On considère une pièce d’or comme un tout composé de vingt-quatre parties, qu’on nomme carats. Si ces vingt-quatre parties étoient autant de parties d’or, on diroit que le titre de la pièce est à vingt-quatre carats. Mais parce qu’il y a toujours de l’alliage, le titre est aussi toujours au-dessous de vingt-quatre. S’il y a une partie de cuivre, le titre est à vingt-trois ; s’il y en a deux, il est à vingt-deux ; s’il y en a trois, il est à vingt-un, etc.

De même on considère une pièce d’argent, comme un tout composé de douze deniers ; et on dit que le titre de l’argent est à onze deniers, si la pièce contient une partie d’alliage ; qu’il est à dix, si elle en contient deux, etc. On conçoit que ces divisions à vingt-quatre carats et à douze deniers sont arbitraires, et que toute autre auroit été également propre à fixer le titre des monnoies.

Le droit de battre monnoie ne peut appartenir qu’au souverain. C’est que seul digne de la confiance publique, il peut seul constater le titre et le poids des pièces d’or et d’argent qui ont cours. On lui doit non-seulement les frais de fabrication ; on lui doit encore un droit ou un bénéfice pour son empreinte, qui a une valeur, puisqu’elle est utile. Mais il est de son intérêt de borner ce droit, parce qu’un trop grand bénéfice de sa part inviteroit à contrefaire ses monnoies.
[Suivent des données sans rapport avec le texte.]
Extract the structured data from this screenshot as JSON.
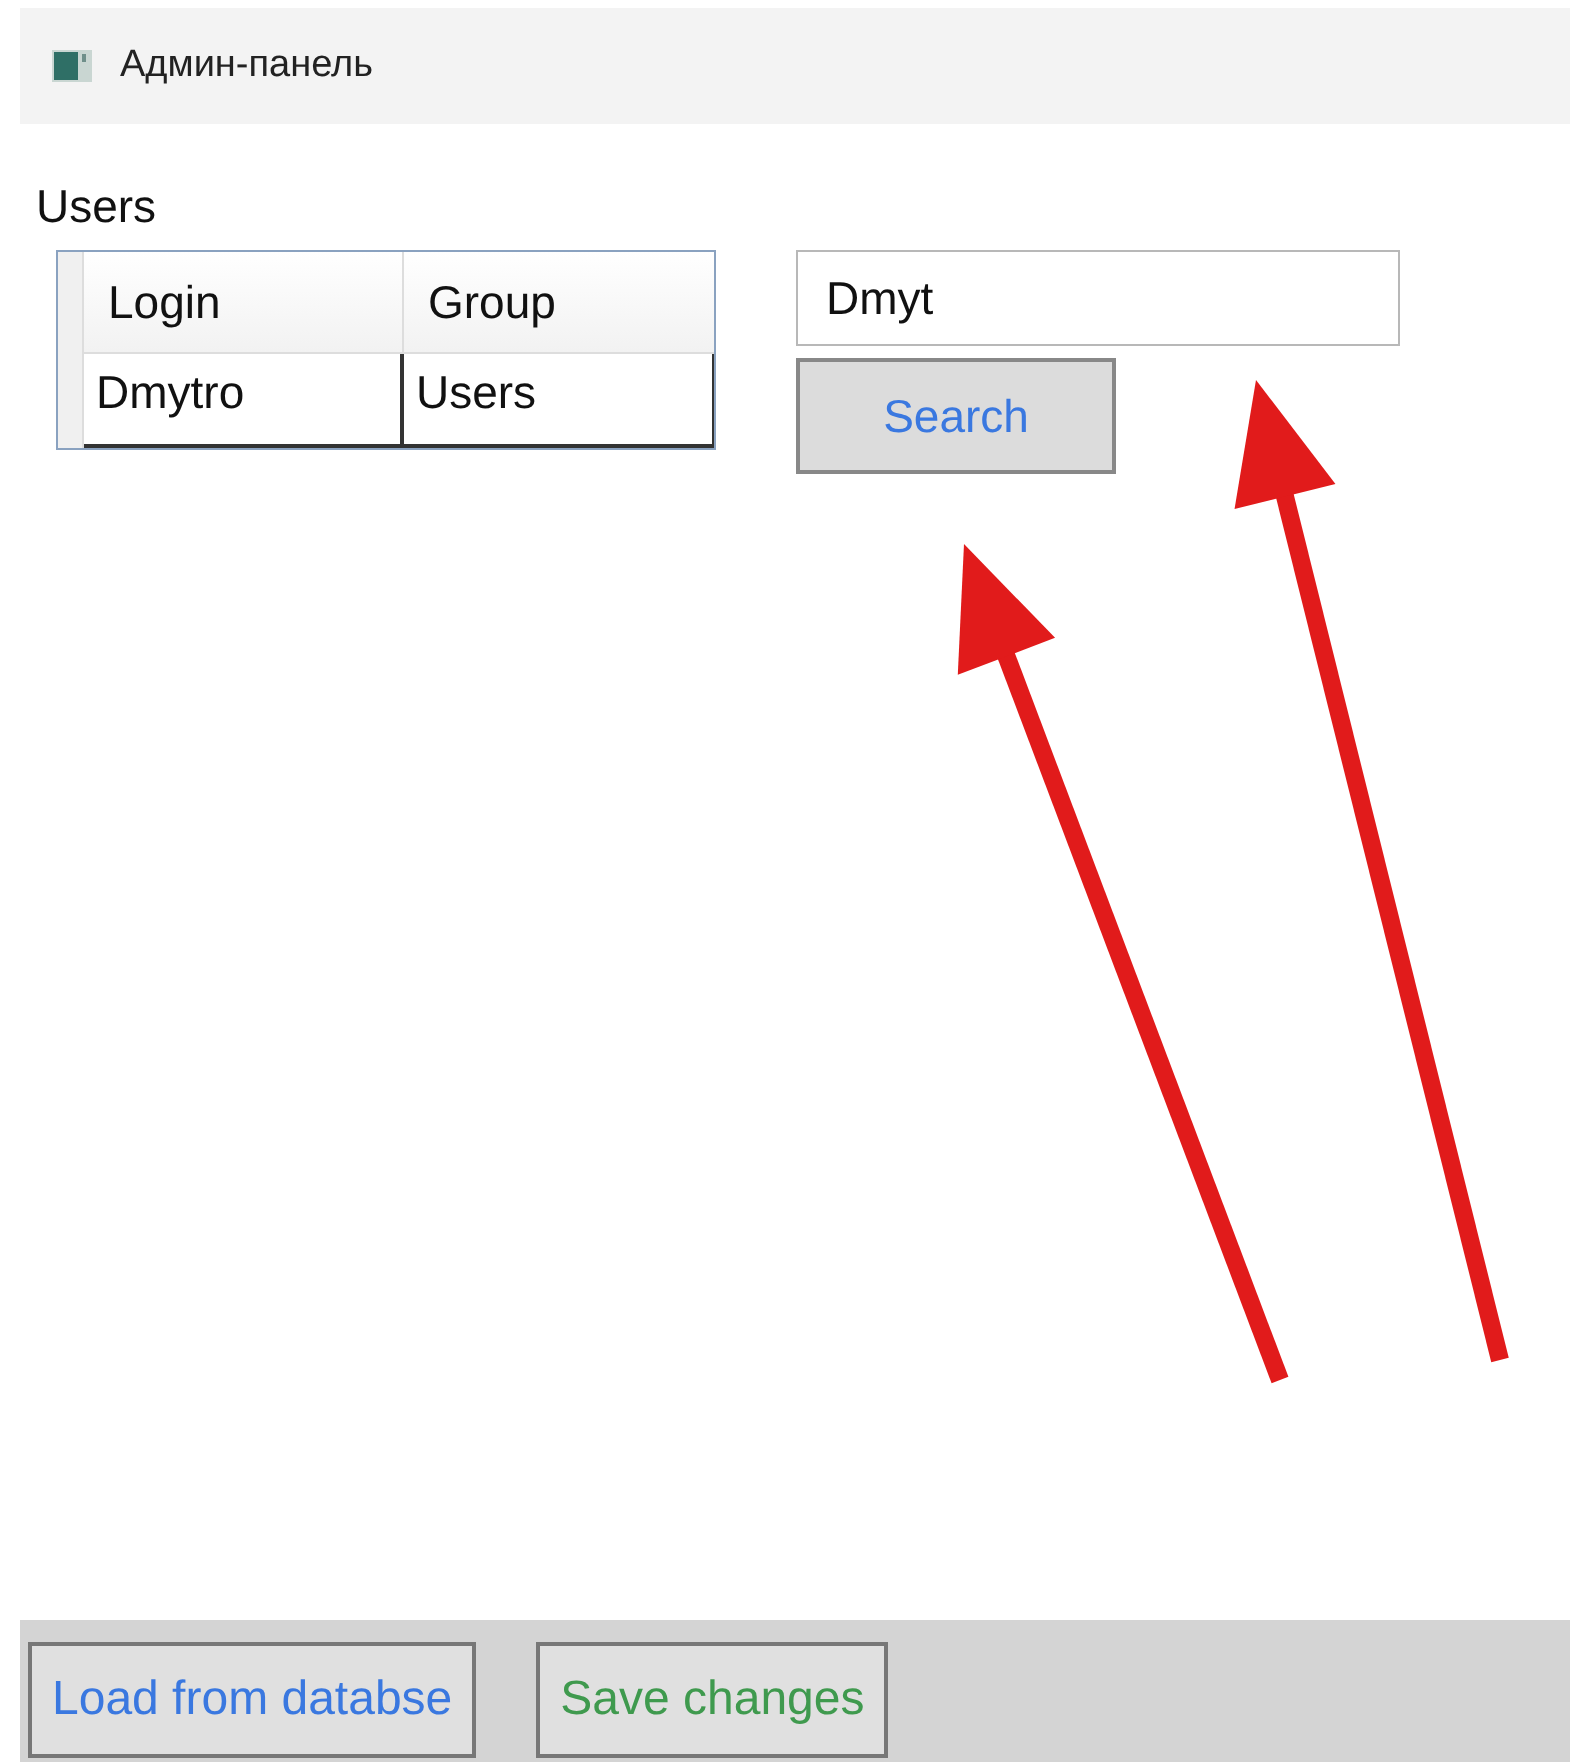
{
  "window": {
    "title": "Админ-панель"
  },
  "users_label": "Users",
  "table": {
    "columns": [
      "Login",
      "Group"
    ],
    "rows": [
      [
        "Dmytro",
        "Users"
      ]
    ]
  },
  "search": {
    "value": "Dmyt",
    "button": "Search"
  },
  "footer_buttons": [
    {
      "label": "Load from databse",
      "color": "#3a78e0"
    },
    {
      "label": "Save changes",
      "color": "#3f9a4e"
    }
  ],
  "annotations": [
    {
      "kind": "arrow"
    },
    {
      "kind": "arrow"
    }
  ]
}
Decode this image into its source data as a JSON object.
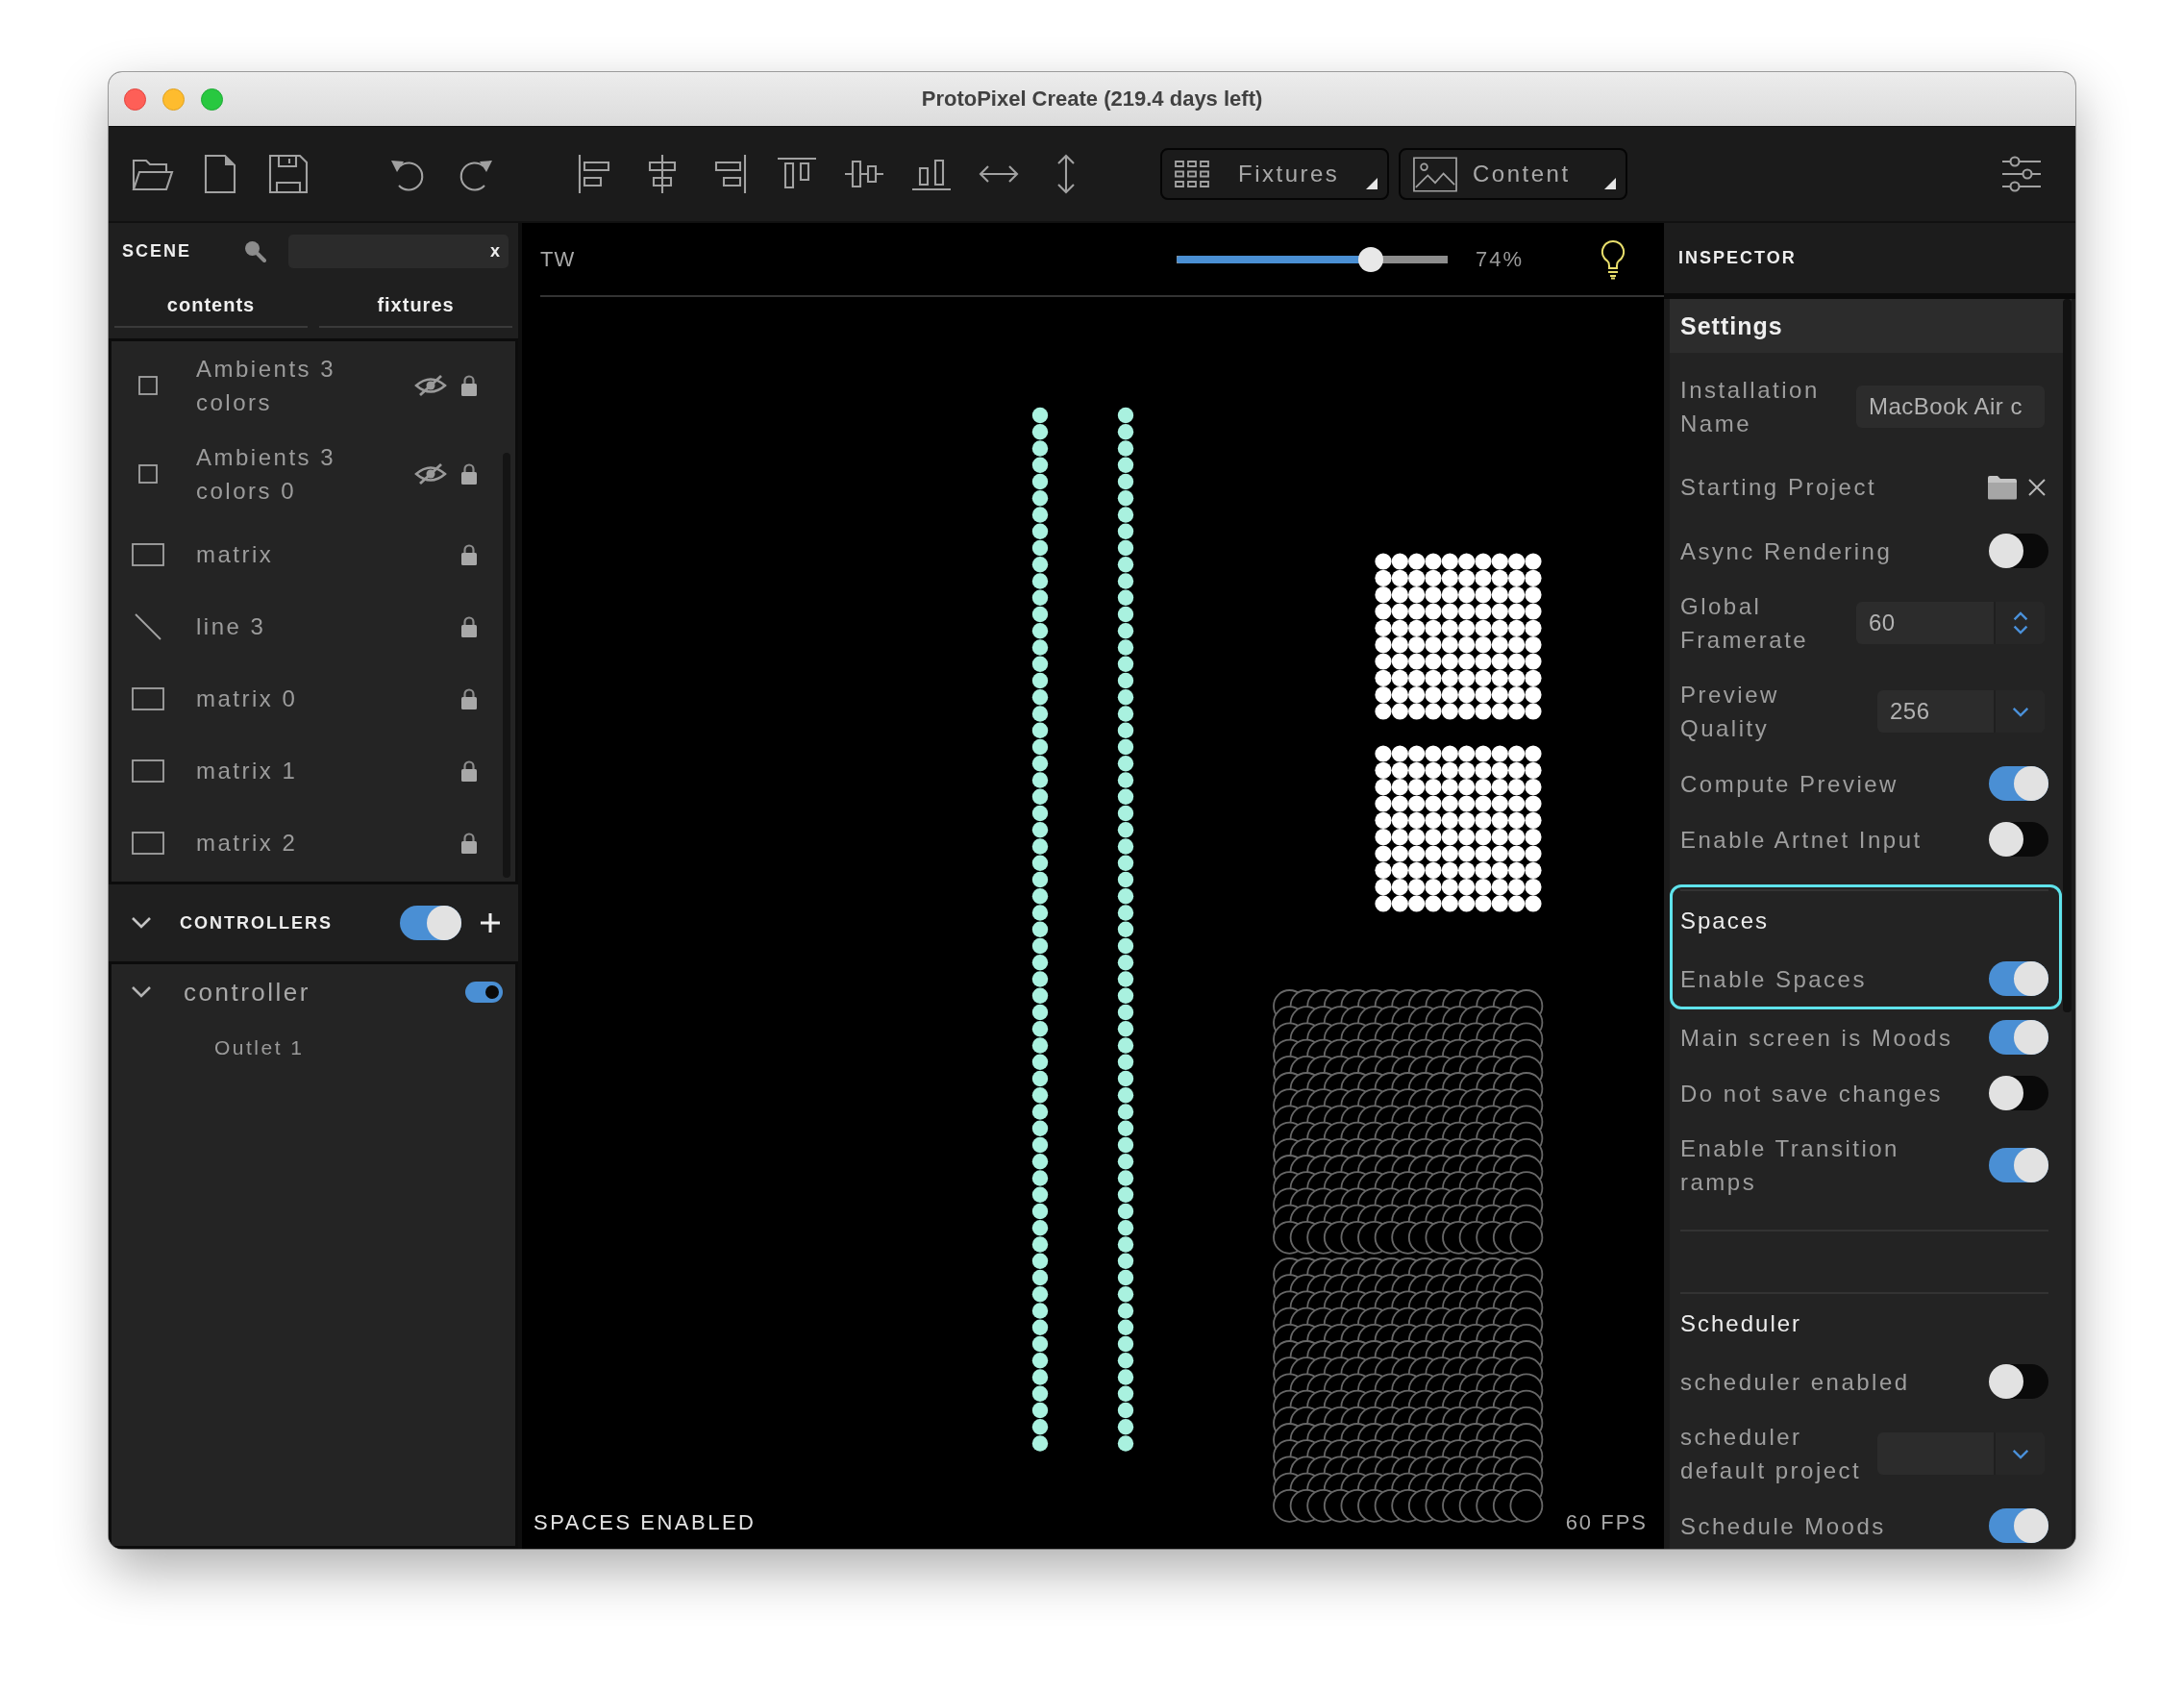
{
  "window": {
    "title": "ProtoPixel Create (219.4 days left)"
  },
  "toolbar": {
    "menus": [
      {
        "label": "Fixtures",
        "kind": "fixtures"
      },
      {
        "label": "Content",
        "kind": "content"
      }
    ]
  },
  "scene": {
    "title": "SCENE",
    "search": {
      "clear": "x"
    },
    "tabs": [
      {
        "label": "contents"
      },
      {
        "label": "fixtures"
      }
    ],
    "items": [
      {
        "name": "Ambients 3 colors",
        "kind": "ambient",
        "hidden": true,
        "locked": true
      },
      {
        "name": "Ambients 3 colors 0",
        "kind": "ambient",
        "hidden": true,
        "locked": true
      },
      {
        "name": "matrix",
        "kind": "matrix",
        "hidden": false,
        "locked": true
      },
      {
        "name": "line 3",
        "kind": "line",
        "hidden": false,
        "locked": true
      },
      {
        "name": "matrix 0",
        "kind": "matrix",
        "hidden": false,
        "locked": true
      },
      {
        "name": "matrix 1",
        "kind": "matrix",
        "hidden": false,
        "locked": true
      },
      {
        "name": "matrix 2",
        "kind": "matrix",
        "hidden": false,
        "locked": true
      }
    ]
  },
  "controllers": {
    "title": "CONTROLLERS",
    "expanded": true,
    "on": true,
    "items": [
      {
        "name": "controller",
        "expanded": true,
        "on": true,
        "outlets": [
          "Outlet 1"
        ]
      }
    ]
  },
  "canvas": {
    "title": "TW",
    "brightness": {
      "level": 0.74,
      "reading": "74%"
    },
    "status": "SPACES ENABLED",
    "fps": "60 FPS"
  },
  "inspector": {
    "title": "INSPECTOR",
    "sections": [
      {
        "kind": "bar",
        "title": "Settings",
        "rows": [
          {
            "label": "Installation Name",
            "kind": "text",
            "value": "MacBook Air c"
          },
          {
            "label": "Starting Project",
            "kind": "file"
          },
          {
            "label": "Async Rendering",
            "kind": "toggle",
            "on": false
          },
          {
            "label": "Global Framerate",
            "kind": "number",
            "value": "60"
          },
          {
            "label": "Preview Quality",
            "kind": "select",
            "value": "256"
          },
          {
            "label": "Compute Preview",
            "kind": "toggle",
            "on": true
          },
          {
            "label": "Enable Artnet Input",
            "kind": "toggle",
            "on": false
          }
        ]
      },
      {
        "kind": "group",
        "title": "Spaces",
        "highlighted": true,
        "rows": [
          {
            "label": "Enable Spaces",
            "kind": "toggle",
            "on": true
          }
        ]
      },
      {
        "kind": "plain",
        "rows": [
          {
            "label": "Main screen is Moods",
            "kind": "toggle",
            "on": true
          },
          {
            "label": "Do not save changes",
            "kind": "toggle",
            "on": false
          },
          {
            "label": "Enable Transition ramps",
            "kind": "toggle",
            "on": true
          }
        ]
      },
      {
        "kind": "group",
        "title": "Scheduler",
        "highlighted": false,
        "separator": true,
        "rows": [
          {
            "label": "scheduler enabled",
            "kind": "toggle",
            "on": false
          },
          {
            "label": "scheduler default project",
            "kind": "select"
          },
          {
            "label": "Schedule Moods",
            "kind": "toggle",
            "on": true
          }
        ]
      }
    ]
  }
}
Il les vend seul. Ce monopole, fondé sur l’utilité publique, deviendroit inique, s’il en abusoit. Il auroit à se reprocher les crimes qu’il auroit fait commettre, et la nécessité où il seroit de punir.

On juge bien que nos quatre monarques auront abusé de ce droit, et multiplié les faux-monnoyeurs. Ils ont fait plus.

Dans l’origine, une livre en monnoie pesoit douze onces d’argent ; et, avec ces douze onces, on fabriquoit vingt pièces qu’on nommoit sous, et qui en étoient chacune la vingtième partie. Ainsi vingt sous faisoient une livre pesant.

Or nos quatre monarques altérerent la monnoie par degrés. Ils vendirent, comme vingtième partie de douze onces d’argent, des sous qui n’en étoient que la vingt-cinquième, la trentième, la cinquantième ; et ils finirent par en fabriquer qui n’étoient pas la centième partie d’une once. Cependant le public, qui avoit d’abord jugé que vingt sous font une livre, continuoit par habitude de juger que vingt sous font une livre, sans trop se rendre compte de ce qu’il entendoit par sous et par livres. On eût dit que son langage lui cachoit les fraudes qu’on lui faisoit, et conspiroit avec le souverain pour le tromper. C’est un exemple des plus frappans de l’abus des mots. Quand il fut reconnu qu’on n’attachoit plus d’idée précise aux dénominations livre et sou, les monarques s’apperçurent que, sans altérer les monnoies, ils avoient un moyen plus simple d’en hausser ou d’en baisser la valeur. Ce fut de déclarer que ce qui valoit, par exemple, six livres, en vaudroit huit désormais, ou n’en vaudroit plus que cinq. Ainsi les pieces de monnoie, qui étoient dans le commerce, valoient, avec la même quantité d’argent, plus ou moins suivant qu’ils le jugeoient à propos. Cette opération est si absurde, que si c’étoit une supposition de ma part, on diroit qu’elle n’est pas vraisemblable. Comment voulez-vous, m’objecteroit-on, qu’il vienne dans l’esprit du souverain de persuader au public, que six est huit ou n’est que cinq ? Quel avantage retireroit-il de cette fraude grossière ? Ne retomberoit-elle pas sur lui-même ? Et ne le paiera-t-on pas avec la même monnoie, avec laquelle il paie ? Les monarques cependant ont regardé ces fraudes comme le grand art des finances. En vérité les suppositions, les moins vraisemblables que j’ai faites, sont plus vraisemblables que bien des faits. Je ne m’arrêterai pas sur tous les inconvéniens qui naissent des variations dans les monnoies. Il me suffit de faire voir combien elles nuisent au commerce.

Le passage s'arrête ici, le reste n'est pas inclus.